[fpc-pascal] FPClassChart
Mattias Gaertner
nc-gaertnma at netcologne.de
Fri Apr 23 10:42:31 CEST 2010
On Fri, 23 Apr 2010 09:58:25 +0200
Graeme Geldenhuys <graemeg.lists at gmail.com> wrote:
> Mattias Gaertner het geskryf:
> >
> > No. The fcl-passrc is not optimized for speed (it uses TList and
> > creates a lot of strings) and I would estimate it supports only
> > half of the fpc languages features.
>
> Excluding your comment on lacking fpc language features... Is the speed
> difference between fcl-passrc parser and CodeTools parser really noticeable
> from a developer (end-user) using a IDE point of view, or is the speed
> difference only noticeable in "speed test" environments.
Well, the codetools are (too) slow on some operations. So adding a
magnitude won't help.
> As far as I know fpdoc uses fcl-passrc, and I can't say I have really
> noticed a speed issue when generating docs. This brings me to another
> point. If fpdoc uses fcl-passrc parser, then surely it [the parsel] should
> support "more that half the fpc language features" otherwise fpdoc wouldn't
> be able to document (parse) the RTL and FCL. Correct?? So maybe your
> "supports only half" comment is a slight exaggeration? Just my personal
> observation, I don't know fcl-passrc code at all.

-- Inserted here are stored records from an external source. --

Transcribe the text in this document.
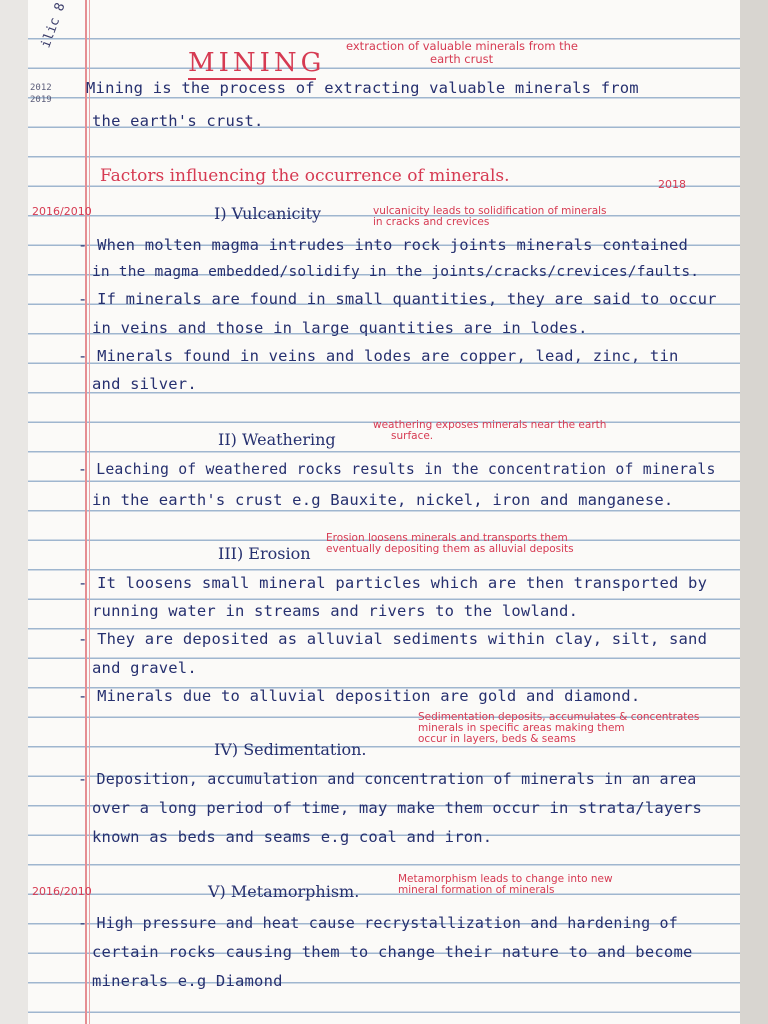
ilic 8
2012
2019
MINING
extraction of valuable minerals from the
earth crust
Mining is the process of extracting valuable minerals from
the earth's crust.
Factors influencing the occurrence of minerals.	2018
2016/2010	I) Vulcanicity	vulcanicity leads to solidification of minerals
in cracks and crevices
- When molten magma intrudes into rock joints minerals contained
in the magma embedded/solidify in the joints/cracks/crevices/faults.
- If minerals are found in small quantities, they are said to occur
in veins and those in large quantities are in lodes.
- Minerals found in veins and lodes are copper, lead, zinc, tin
and silver.
II) Weathering
weathering exposes minerals near the earth
surface.
- Leaching of weathered rocks results in the concentration of minerals
in the earth's crust e.g Bauxite, nickel, iron and manganese.
III) Erosion
Erosion loosens minerals and transports them
eventually depositing them as alluvial deposits
- It loosens small mineral particles which are then transported by
running water in streams and rivers to the lowland.
- They are deposited as alluvial sediments within clay, silt, sand
and gravel.
- Minerals due to alluvial deposition are gold and diamond.
IV) Sedimentation.
Sedimentation deposits, accumulates & concentrates
minerals in specific areas making them
occur in layers, beds & seams
- Deposition, accumulation and concentration of minerals in an area
over a long period of time, may make them occur in strata/layers
known as beds and seams e.g coal and iron.
2016/2010	V) Metamorphism.
Metamorphism leads to change into new
mineral formation of minerals
- High pressure and heat cause recrystallization and hardening of
certain rocks causing them to change their nature to and become
minerals e.g Diamond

The FCL has nice code. It does not use all the FPC features (tons of
modifiers, special compiler directives, nested classes) and not all the
Delphi "bugs" like ommitting semicolons.
Try the fcl-passrc or fpdoc on the test units.

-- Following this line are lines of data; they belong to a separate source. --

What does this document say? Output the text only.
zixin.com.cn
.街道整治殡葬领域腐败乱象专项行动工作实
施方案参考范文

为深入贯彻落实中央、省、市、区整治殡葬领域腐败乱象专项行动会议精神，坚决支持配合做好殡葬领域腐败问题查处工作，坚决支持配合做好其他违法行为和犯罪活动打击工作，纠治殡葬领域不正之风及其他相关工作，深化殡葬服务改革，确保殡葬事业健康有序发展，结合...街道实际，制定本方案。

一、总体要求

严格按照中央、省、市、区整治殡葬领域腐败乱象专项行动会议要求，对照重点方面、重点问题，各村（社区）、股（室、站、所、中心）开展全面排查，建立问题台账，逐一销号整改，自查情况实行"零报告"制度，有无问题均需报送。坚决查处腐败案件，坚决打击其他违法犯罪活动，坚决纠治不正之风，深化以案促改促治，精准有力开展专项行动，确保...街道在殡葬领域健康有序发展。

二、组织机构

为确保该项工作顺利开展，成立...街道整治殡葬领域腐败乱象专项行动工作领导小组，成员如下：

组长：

> > The idea is to help find errors early. It helps me a lot. Maybe not
> > that much for others.
> > But I plan to add some more skips/ignores.
>
> Like many other features, wouldn't it be worth improving the code that is
> included with FPC instead of always reinventing the wheel? Maybe
> incorporate the CodeTools speed & features into fcl-passrc so that
> eventually CodeTools and any other project wanting to parse Object Pascal
> source code, could use fcl-passrc parser?
The parser is only 10% of the codetools and has different goals. It
allows back tracking, that means it knows where a token came from.
This is needed for editing. It allows parsing only the compiler
directives. It has unit interdependencies. It has various caches
supporting reparsing of units without rebuilding everything. It is not optimized to parse sources once, but often.
It is good to have a simple parser in the fcl.